John McCain, le candidat républicain à la présidence des Etats-Unis, a fait sienne une idée explorée dans certains cercles politiques américains d'une «Ligue des démocraties». Associés, les pays gardiens des libertés renforceraient leur influence en affirmant ensemble leurs valeurs dans le monde chaotique et potentiellement dangereux d'aujourd'hui. «Les Etats-Unis ne peuvent plus rester en tête par la vertu de leur seule puissance, a expliqué le candidat dans un discours de politique étrangère à Los Angeles. Nous ne pouvons pas à nous tout seuls construire une paix durable fondée sur la liberté. Nous devons faire de nos alliances le cœur d'un nouvel accord - une Ligue des démocraties - à même de mettre la vaste influence de plus de cent nations démocratiques dans le monde au service des valeurs et des intérêts que nous avons en commun.»

Peut-être s'agit-il seulement d'un discours électoral destiné à conforter les Américains dans leur sentiment d'être une nation bonne, soucieuse de créer un monde à son image; peut-être McCain veut-il signaler aux alliés des Etats-Unis que c'en serait fini avec lui de l'autisme qui caractérise l'administration Bush. Mais les mots employés, une «ligue», réservée aux «démocraties», révèlent un univers mental très différent de celui auquel nous a habitués le XXe siècle: tant la «société des nations» que les «nations unies» en référaient à de l'universel, c'était le monde qui était à organiser, quels que soient le régime et l'odeur des nations qui le composaient. Seuls importaient des comportements qui devaient viser au respect de la paix. Or, désormais, il y aurait deux mondes, celui qui est démocratique, donné pour plus fort s'il s'associe, en face de celui qui ne l'est pas et dont il faut se défendre, idéologiquement et, si nécessaire, militairement.

Dans cet esprit, John McCain souhaite l'exclusion de la Russie du G8, instance dirigeante où l'Inde et le Brésil devraient prendre place; il préconise une intervention de ladite Ligue au Darfour; des sanctions accentuées contre l'Iran; des pressions concertées sur la Birmanie et le Zimbabwe «avec ou sans l'accord de Moscou ou de Beijing», c'est-à-dire sans l'ONU, enterrée au passage.

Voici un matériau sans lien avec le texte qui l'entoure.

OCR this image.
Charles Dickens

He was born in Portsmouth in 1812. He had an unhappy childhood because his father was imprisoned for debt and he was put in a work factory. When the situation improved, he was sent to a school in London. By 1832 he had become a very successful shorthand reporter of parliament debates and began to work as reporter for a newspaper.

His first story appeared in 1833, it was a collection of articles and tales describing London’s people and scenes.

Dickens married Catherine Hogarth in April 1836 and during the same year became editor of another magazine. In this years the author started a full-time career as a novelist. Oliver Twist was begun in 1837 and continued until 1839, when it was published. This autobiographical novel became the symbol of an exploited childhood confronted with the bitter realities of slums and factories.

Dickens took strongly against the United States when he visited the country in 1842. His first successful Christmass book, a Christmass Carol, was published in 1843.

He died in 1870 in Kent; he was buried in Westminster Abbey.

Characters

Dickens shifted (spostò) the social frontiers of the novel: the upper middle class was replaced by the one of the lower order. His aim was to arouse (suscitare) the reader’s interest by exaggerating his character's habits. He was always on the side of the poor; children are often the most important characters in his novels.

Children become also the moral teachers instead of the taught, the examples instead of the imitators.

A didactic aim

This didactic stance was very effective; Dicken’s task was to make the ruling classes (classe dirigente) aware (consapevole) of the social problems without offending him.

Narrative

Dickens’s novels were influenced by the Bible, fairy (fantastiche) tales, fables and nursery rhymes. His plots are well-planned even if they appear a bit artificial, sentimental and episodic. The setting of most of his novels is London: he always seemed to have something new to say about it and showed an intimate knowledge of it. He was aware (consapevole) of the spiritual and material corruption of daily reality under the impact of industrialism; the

En 1648, au Traité de Westphalie, les nations européennes qui sortaient de trente ans de guerre de religion avaient établi un principe de non-ingérence selon lequel «la religion du prince est la religion du peuple» (cujus regio, cujus religio). Destiné au départ à protéger les populations civiles contre les agressions religieuses, il a contribué à fonder l'ordre des souverainetés nationales dont s'inspirent encore les partisans de la realpolitik.

Contre les restes de cet ordre, étranger ou même hostile à la morale, Jimmy Carter a déclenché les foudres de l'éthique au moyen d'une campagne de promotion des droits de l'homme. Il y a perdu sa présidence mais Ronald Reagan, après lui, a joué de cet atout pour déployer et justifier sa politique de puissance.

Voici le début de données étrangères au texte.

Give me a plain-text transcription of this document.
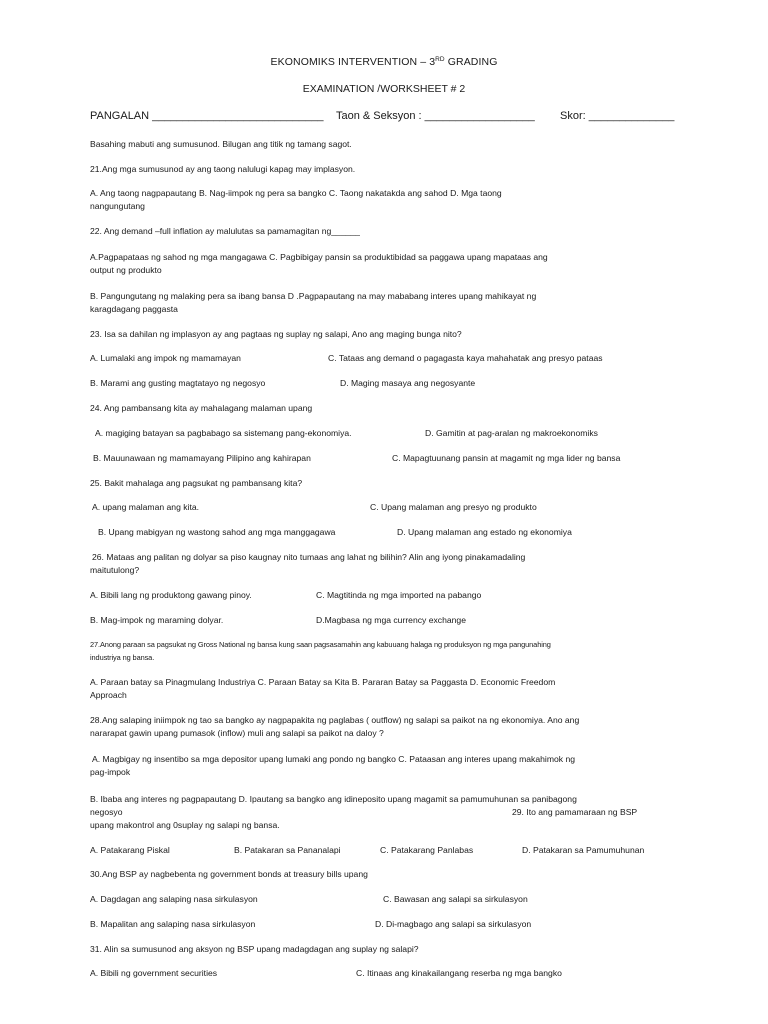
EKONOMIKS INTERVENTION – 3RD GRADING
EXAMINATION /WORKSHEET # 2
PANGALAN ____________________________ Taon & Seksyon : __________________ Skor: ______________
Basahing mabuti ang sumusunod. Bilugan ang titik ng tamang sagot.
21.Ang mga sumusunod ay ang taong nalulugi kapag may implasyon.
A. Ang taong nagpapautang B. Nag-iimpok ng pera sa bangko C. Taong nakatakda ang sahod D. Mga taong
nangungutang
22. Ang demand –full inflation ay malulutas sa pamamagitan ng______
A.Pagpapataas ng sahod ng mga mangagawa C. Pagbibigay pansin sa produktibidad sa paggawa upang mapataas ang
output ng produkto
B. Pangungutang ng malaking pera sa ibang bansa D .Pagpapautang na may mababang interes upang mahikayat ng
karagdagang paggasta
23. Isa sa dahilan ng implasyon ay ang pagtaas ng suplay ng salapi, Ano ang maging bunga nito?
A. Lumalaki ang impok ng mamamayan	C. Tataas ang demand o pagagasta kaya mahahatak ang presyo pataas
B. Marami ang gusting magtatayo ng negosyo	D. Maging masaya ang negosyante
24. Ang pambansang kita ay mahalagang malaman upang
A. magiging batayan sa pagbabago sa sistemang pang-ekonomiya.	D. Gamitin at pag-aralan ng makroekonomiks
B. Mauunawaan ng mamamayang Pilipino ang kahirapan	C. Mapagtuunang pansin at magamit ng mga lider ng bansa
25. Bakit mahalaga ang pagsukat ng pambansang kita?
A. upang malaman ang kita.	C. Upang malaman ang presyo ng produkto
B. Upang mabigyan ng wastong sahod ang mga manggagawa	D. Upang malaman ang estado ng ekonomiya
26. Mataas ang palitan ng dolyar sa piso kaugnay nito tumaas ang lahat ng bilihin? Alin ang iyong pinakamadaling
maitutulong?
A. Bibili lang ng produktong gawang pinoy.	C. Magtitinda ng mga imported na pabango
B. Mag-impok ng maraming dolyar.	D.Magbasa ng mga currency exchange
27.Anong paraan sa pagsukat ng Gross National ng bansa kung saan pagsasamahin ang kabuuang halaga ng produksyon ng mga pangunahing
industriya ng bansa.
A. Paraan batay sa Pinagmulang Industriya C. Paraan Batay sa Kita B. Pararan Batay sa Paggasta D. Economic Freedom
Approach
28.Ang salaping iniimpok ng tao sa bangko ay nagpapakita ng paglabas ( outflow) ng salapi sa paikot na ng ekonomiya. Ano ang
nararapat gawin upang pumasok (inflow) muli ang salapi sa paikot na daloy ?
A. Magbigay ng insentibo sa mga depositor upang lumaki ang pondo ng bangko C. Pataasan ang interes upang makahimok ng
pag-impok
B. Ibaba ang interes ng pagpapautang D. Ipautang sa bangko ang idineposito upang magamit sa pamumuhunan sa panibagong
negosyo	29. Ito ang pamamaraan ng BSP
upang makontrol ang 0suplay ng salapi ng bansa.
A. Patakarang Piskal	B. Patakaran sa Pananalapi	C. Patakarang Panlabas	D. Patakaran sa Pamumuhunan
30.Ang BSP ay nagbebenta ng government bonds at treasury bills upang
A. Dagdagan ang salaping nasa sirkulasyon	C. Bawasan ang salapi sa sirkulasyon
B. Mapalitan ang salaping nasa sirkulasyon	D. Di-magbago ang salapi sa sirkulasyon
31. Alin sa sumusunod ang aksyon ng BSP upang madagdagan ang suplay ng salapi?
A. Bibili ng government securities	C. Itinaas ang kinakailangang reserba ng mga bangko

Les beaux jours du «droit d'ingérence», si brillamment défendu par Bernard Kouchner avant et après la chute de l'empire soviétique, tant en Asie qu'en Europe, ont fait place au sein de l'ONU à un plus modeste «devoir de protection» des populations civiles agressées. L'un et l'autre ont toutefois montré leurs limites dans un ordre international qui n'en légitime pas fondamentalement le concept et encore moins la pratique.

Tous les systèmes de politique internationale expérimentés jusqu'ici se sont déployés parmi des nations relativement homogènes. Le «concert des nations» dans l'Europe westphalienne rassemblait ou opposait des mêmes, y compris lorsque les Etats-Unis s'en mêlaient. Le monde wilsonien de la Société des Nations, après la Première Guerre mondiale, était un monde occidental, accompagné de clients cooptés. Celui de l'ONU, après la Seconde, était plus large, mais sous forme d'un rassemblement d'Etats autour des valeurs des vainqueurs de la guerre. Or son attrait a cessé. Et la diversité du monde explose.

La Ligue des démocraties est la solution que McCain et ses mentors croient avoir trouvée au problème de cette hétérogénéité nouvelle. Une solution pré-westphalienne, de conquête idéologique. Une mauvaise solution. Mais la realpolitik dans laquelle on se précipite n'en est pas une meilleure.